En la Diana

Primer Tiro
No es lo mismo tomar un préstamo para pagar gastos corrientes que uno para abrir un negocio. En el primer caso, la deuda se origina en un consumo, y el segundo en una inversión. La deuda destinada a consumir es deuda neta, no tiene un activo que la respalde.  Pero la deuda cuyo pago lo genera la inversión en que se convierte, es una deuda respaldada, que no afecta el patrimonio, y que no representa una carga financiera. En los negocios tampoco  es lo mismo endeudarse para financiar capital de trabajo que hacerlo para inversiones en activos fijos.  En el primer caso la deuda puede ser cancelada en cualquier momento con el efectivo y las ventas del inventario. En el segundo caso la deuda tiene que pagarse con el rendimiento de largo plazo del activo financiado. Dado que el Sector Público realiza transacciones con cada una de las características anteriores, se concluye que el análisis de su deuda es un asunto complicado, y que debe tomar en cuenta muchos factores.

Segundo Tiro

Si una deuda solo devenga intereses y el deudor no tiene que pagar el capital de sus propios ingresos, entonces dicha deuda no debería incluirse en los flujos de pagos futuros de ese deudor, aunque sí figure en su contabilidad.  Por tanto, los bonos emitidos por el Gobierno para la capitalización del Banco Central no deben ser considerados en los análisis de la deuda y la capacidad pago del Gobierno, pues los mismos no tienen que ser redimidos por el emisor. La deuda o pasivo de corto plazo (menos de un año) también debe excluirse del análisis, pues además de que la misma puede estar respaldada por la liquidez disponible, la Ley de Crédito Público y los organismos internacionales no la consideran como deuda. Por tanto, los depósitos de corto plazo de las instituciones financieras y los títulos con vencimiento de menos de un año con los que el Banco Central ejecuta la política monetaria, no deben ser incluidos en un análisis serio de sostenibilidad de la deuda pública total consolidada.

Tercer Tiro

El aumento de la deuda de una empresa o gobierno debe compararse con lo que invierte para generar más ventas o más capacidad productiva. El futuro pago de la deuda debe compararse y medirse con relación a la capacidad futura de generar nuevos ingresos, no con relación a los ingresos actuales.
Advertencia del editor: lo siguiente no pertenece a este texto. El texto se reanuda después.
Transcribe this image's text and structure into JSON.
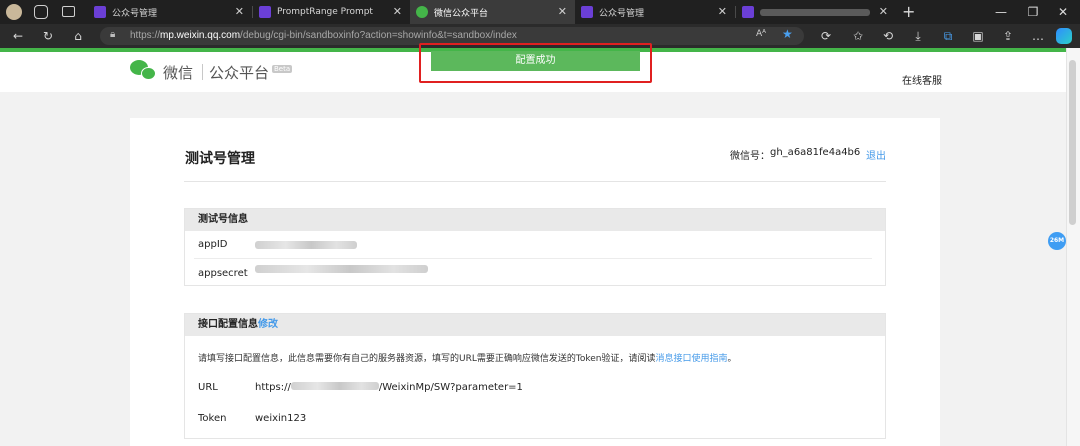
{
  "browser": {
    "tabs": [
      {
        "title": "公众号管理",
        "active": false
      },
      {
        "title": "PromptRange Prompt",
        "active": false
      },
      {
        "title": "微信公众平台",
        "active": true
      },
      {
        "title": "公众号管理",
        "active": false
      },
      {
        "title": "",
        "active": false
      }
    ],
    "url_host": "mp.weixin.qq.com",
    "url_prefix": "https://",
    "url_path": "/debug/cgi-bin/sandboxinfo?action=showinfo&t=sandbox/index",
    "reader_mode": "A ᴬ"
  },
  "header": {
    "brand": "微信",
    "platform": "公众平台",
    "beta": "Beta",
    "online_service": "在线客服",
    "toast": "配置成功"
  },
  "test_account": {
    "title": "测试号管理",
    "wechat_label": "微信号：",
    "wechat_id": "gh_a6a81fe4a4b6",
    "logout": "退出"
  },
  "info_section": {
    "heading": "测试号信息",
    "appid_label": "appID",
    "appsecret_label": "appsecret"
  },
  "config_section": {
    "heading": "接口配置信息",
    "edit_link": "修改",
    "desc": "请填写接口配置信息，此信息需要你有自己的服务器资源，填写的URL需要正确响应微信发送的Token验证，请阅读",
    "guide_link": "消息接口使用指南",
    "desc_end": "。",
    "url_label": "URL",
    "url_prefix": "https://",
    "url_suffix": "/WeixinMp/SW?parameter=1",
    "token_label": "Token",
    "token_value": "weixin123"
  },
  "side_badge": "26M",
  "colors": {
    "accent_green": "#44b549",
    "link_blue": "#459ae9",
    "highlight_red": "#e02020"
  }
}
En el caso de la deuda del Gobierno, se deben considerar los ingresos fiscales futuros, los cuales a su vez varían en función del crecimiento de la economía. Pero si la capacidad de pago de la deuda se va a medir solamente por los ingresos, entonces los ingresos tributarios no deben compararse con la deuda de instituciones autónomas y descentralizadas que generan sus propios ingresos, como erróneamente hacen algunos seudoanalistas locales. Es a esa capacidad de pago futura a la que siempre está referido el concepto de sostenibilidad, y aunque algunos empresarios y dirigentes políticos no lo digan, la realidad es que mientras más crece la economía, y mientras más invierte el Gobierno y el resto del Sector Público, mayor es la sostenibilidad de la deuda pública total.